Technically, Teya is a native Kotlin app that connects an LLM, text-to-speech, speech-to-text, wake-word detection, and voice-activity-detection models to Android's native SDK, turning model decisions into tool calls—placing a call, adding a shopping-list item, saving a memory. Reasoning, speech-to-text, and text-to-speech run through Mistral's cloud API; the wake word (a self-trained "hey_teya" model), barge-in detection, voice ID, shopping list, expense log, family memory, household roster, and contacts allowlist stay on the device. There is no backend server; family data and device control are local by default because telephony and microphone are Android-local APIs a cloud server could not reach anyway. The app is installed by sideloading the APK directly, not through the Play Store, and requires the household to enter its own Mistral API key during onboning. There is no auto-updater; new versions are downloaded from Releases and tapped to install over the existing app, preserving household data and settings.

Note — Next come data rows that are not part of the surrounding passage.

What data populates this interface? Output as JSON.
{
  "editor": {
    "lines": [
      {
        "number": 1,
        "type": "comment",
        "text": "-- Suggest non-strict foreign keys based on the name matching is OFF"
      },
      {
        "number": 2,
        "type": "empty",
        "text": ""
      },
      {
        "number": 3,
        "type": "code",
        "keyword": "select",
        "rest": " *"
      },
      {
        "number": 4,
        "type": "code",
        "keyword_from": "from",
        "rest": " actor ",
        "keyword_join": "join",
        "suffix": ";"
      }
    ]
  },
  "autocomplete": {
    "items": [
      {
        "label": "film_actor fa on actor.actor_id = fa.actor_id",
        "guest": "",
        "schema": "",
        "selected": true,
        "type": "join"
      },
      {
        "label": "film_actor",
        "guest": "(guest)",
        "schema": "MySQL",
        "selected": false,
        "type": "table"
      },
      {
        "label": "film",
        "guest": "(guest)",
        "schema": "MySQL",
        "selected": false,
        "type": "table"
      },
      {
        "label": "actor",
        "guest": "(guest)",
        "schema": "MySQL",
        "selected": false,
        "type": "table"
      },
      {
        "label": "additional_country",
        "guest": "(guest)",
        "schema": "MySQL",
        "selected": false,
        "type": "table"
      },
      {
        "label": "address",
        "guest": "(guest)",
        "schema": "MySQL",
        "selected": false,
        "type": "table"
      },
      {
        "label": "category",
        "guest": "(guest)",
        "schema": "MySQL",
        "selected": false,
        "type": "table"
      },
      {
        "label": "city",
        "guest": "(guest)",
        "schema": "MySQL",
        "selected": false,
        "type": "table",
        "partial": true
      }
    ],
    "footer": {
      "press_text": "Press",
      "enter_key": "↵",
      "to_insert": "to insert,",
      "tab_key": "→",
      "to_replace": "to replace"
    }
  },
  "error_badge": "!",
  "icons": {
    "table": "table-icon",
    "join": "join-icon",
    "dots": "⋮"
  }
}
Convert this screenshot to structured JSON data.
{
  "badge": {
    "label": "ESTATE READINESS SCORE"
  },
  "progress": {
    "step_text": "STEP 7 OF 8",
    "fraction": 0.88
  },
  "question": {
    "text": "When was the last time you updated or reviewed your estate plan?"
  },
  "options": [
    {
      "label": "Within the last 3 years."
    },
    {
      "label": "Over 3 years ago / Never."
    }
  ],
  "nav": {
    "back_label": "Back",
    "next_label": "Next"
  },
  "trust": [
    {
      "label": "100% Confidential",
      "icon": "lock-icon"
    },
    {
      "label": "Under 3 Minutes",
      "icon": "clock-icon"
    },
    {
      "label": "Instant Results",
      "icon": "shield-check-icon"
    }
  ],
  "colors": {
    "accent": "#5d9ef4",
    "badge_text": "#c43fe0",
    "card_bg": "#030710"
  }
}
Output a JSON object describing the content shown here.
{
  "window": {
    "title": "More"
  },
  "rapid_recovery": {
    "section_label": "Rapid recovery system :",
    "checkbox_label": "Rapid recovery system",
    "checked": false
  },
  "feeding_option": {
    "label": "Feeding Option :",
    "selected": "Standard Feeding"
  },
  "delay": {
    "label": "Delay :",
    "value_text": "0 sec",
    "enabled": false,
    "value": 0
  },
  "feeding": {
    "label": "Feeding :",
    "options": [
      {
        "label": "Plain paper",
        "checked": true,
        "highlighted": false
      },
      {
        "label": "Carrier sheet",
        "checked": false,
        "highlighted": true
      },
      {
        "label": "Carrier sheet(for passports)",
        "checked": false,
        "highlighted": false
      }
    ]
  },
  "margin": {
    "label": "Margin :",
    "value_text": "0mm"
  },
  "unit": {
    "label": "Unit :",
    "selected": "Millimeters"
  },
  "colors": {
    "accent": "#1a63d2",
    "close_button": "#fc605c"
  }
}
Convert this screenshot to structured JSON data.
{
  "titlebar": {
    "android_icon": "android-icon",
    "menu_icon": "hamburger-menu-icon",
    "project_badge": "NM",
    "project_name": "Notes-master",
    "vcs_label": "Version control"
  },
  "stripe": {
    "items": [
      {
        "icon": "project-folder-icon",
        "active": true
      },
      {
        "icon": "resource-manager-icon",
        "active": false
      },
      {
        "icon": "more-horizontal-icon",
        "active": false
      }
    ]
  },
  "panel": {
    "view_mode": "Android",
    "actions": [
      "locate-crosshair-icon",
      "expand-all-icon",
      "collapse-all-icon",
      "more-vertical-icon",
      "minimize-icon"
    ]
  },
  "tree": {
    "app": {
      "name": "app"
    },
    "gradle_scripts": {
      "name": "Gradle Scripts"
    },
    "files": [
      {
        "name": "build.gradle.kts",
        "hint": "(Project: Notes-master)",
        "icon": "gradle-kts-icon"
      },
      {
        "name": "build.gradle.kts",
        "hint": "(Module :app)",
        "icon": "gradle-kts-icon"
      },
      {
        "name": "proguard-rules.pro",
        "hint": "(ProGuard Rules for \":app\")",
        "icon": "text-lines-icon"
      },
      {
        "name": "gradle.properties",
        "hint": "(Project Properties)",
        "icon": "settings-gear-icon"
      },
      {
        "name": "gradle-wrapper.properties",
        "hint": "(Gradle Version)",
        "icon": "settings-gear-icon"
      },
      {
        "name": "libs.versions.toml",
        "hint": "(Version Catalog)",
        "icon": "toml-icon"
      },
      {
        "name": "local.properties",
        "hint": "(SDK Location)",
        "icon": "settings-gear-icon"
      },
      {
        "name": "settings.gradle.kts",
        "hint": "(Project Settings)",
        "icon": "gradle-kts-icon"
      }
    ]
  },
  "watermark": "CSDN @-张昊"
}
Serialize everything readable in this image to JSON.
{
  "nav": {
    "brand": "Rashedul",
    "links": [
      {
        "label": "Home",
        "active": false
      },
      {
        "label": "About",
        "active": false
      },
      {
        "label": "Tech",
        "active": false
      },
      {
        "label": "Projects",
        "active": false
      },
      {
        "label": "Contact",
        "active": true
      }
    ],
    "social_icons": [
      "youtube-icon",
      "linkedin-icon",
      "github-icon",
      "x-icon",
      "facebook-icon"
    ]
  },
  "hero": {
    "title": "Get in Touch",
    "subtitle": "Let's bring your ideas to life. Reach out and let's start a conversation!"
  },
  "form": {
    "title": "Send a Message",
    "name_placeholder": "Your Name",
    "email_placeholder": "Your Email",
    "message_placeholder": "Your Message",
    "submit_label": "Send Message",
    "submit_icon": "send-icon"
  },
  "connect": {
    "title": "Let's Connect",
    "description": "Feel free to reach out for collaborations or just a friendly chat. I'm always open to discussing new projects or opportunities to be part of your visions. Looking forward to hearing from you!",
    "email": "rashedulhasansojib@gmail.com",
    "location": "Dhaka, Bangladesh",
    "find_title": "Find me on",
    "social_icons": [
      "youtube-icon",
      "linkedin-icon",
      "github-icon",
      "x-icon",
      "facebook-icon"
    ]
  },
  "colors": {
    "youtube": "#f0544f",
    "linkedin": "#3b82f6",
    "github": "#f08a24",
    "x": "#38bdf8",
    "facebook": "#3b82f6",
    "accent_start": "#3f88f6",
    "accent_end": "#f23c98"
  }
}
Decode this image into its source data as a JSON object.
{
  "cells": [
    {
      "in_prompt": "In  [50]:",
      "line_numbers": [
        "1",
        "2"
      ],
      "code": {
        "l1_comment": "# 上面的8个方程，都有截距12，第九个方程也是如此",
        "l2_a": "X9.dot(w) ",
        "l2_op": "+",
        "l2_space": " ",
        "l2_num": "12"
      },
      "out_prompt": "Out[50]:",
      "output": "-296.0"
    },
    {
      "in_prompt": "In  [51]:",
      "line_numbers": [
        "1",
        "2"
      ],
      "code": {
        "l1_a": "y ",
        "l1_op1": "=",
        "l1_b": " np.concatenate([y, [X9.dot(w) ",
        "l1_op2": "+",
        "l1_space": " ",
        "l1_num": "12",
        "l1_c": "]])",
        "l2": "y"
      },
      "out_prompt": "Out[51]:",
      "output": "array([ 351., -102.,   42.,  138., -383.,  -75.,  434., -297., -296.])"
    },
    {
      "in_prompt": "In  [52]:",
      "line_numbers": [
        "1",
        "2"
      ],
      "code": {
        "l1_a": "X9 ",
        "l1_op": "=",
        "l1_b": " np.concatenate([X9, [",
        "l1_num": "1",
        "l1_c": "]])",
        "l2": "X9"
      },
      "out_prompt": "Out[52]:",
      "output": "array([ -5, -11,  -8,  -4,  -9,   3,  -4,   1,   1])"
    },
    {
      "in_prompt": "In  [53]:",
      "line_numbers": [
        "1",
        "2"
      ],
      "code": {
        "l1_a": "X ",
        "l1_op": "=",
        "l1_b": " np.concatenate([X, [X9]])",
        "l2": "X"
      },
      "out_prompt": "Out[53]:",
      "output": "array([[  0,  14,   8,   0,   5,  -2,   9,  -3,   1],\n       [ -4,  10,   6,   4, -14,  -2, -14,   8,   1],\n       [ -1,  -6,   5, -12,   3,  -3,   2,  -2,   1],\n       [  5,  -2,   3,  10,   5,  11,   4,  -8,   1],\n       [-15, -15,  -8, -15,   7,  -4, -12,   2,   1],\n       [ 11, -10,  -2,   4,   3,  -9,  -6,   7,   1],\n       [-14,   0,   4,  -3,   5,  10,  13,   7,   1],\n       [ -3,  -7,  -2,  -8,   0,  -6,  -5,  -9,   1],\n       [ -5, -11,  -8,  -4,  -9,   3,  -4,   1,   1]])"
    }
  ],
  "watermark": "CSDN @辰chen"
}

The developer notes that the microphone and speaker built into a cheap Android phone were tuned for close, arm's-reach use, and picking up a wake word or clear speech across a room asks more of them than that. Early testing is encouraging but limited; a bigger room may need an external microphone array or speaker. iOS is not supported because Teya needs deep, unsandboxed access to Android's APIs (telephony, notifications, always-on foreground service) that iOS does not allow. Smart-home control via BLE/Matter is on the roadmap but not yet built. The codebase is open; the developer invites contributions for new tools, visualizations, better wake-word and voice-activity-detection tuning, and additional LLM providers via GitHub issues or pull requests.
Teya addresses a long-standing gap in consumer AI: while ChatGPT and Claude offer genuine intelligence, they sit behind a chat window disconnected from actual household infrastructure and daily life. Traditional voice assistants like Alexa, designed around simple if-then commands from the early 2010s, lack context and memory—they can set a timer or play music but cannot track who is picking up the kids from football or understand how that connects to standing calendars and household logistics.
The design choice to run on a cheap Android phone is foundational. A modern Android device already includes a display, 4G/5G, microphone, speaker, GPS, calendar, timer, and access to millions of apps—all the hardware a family agent needs. By wall-mounting a single visible node and keeping the rest of the home's infrastructure (smart bulbs, locks, calendars) invisible, the builder creates a unified interface the whole household sees, while offloading heavy reasoning to Mistral's cloud API. This avoids the current industry pattern of buying dedicated local hardware (such as Mac Minis for coding agents) just to host orchestration frameworks.
Privacy and safety are built into the architecture itself. Household roster, per-person memory, and contact allowlists live on the device; raw transcripts never touch disk; only consolidated memory notes and data needed for each turn reach the cloud. Voice enrollment and speaker identification run on-device, and phone calls are placed as normal cellular calls through the phone's SIM with no VoIP or audio capture—making the system safe enough to leave within reach of children and guests.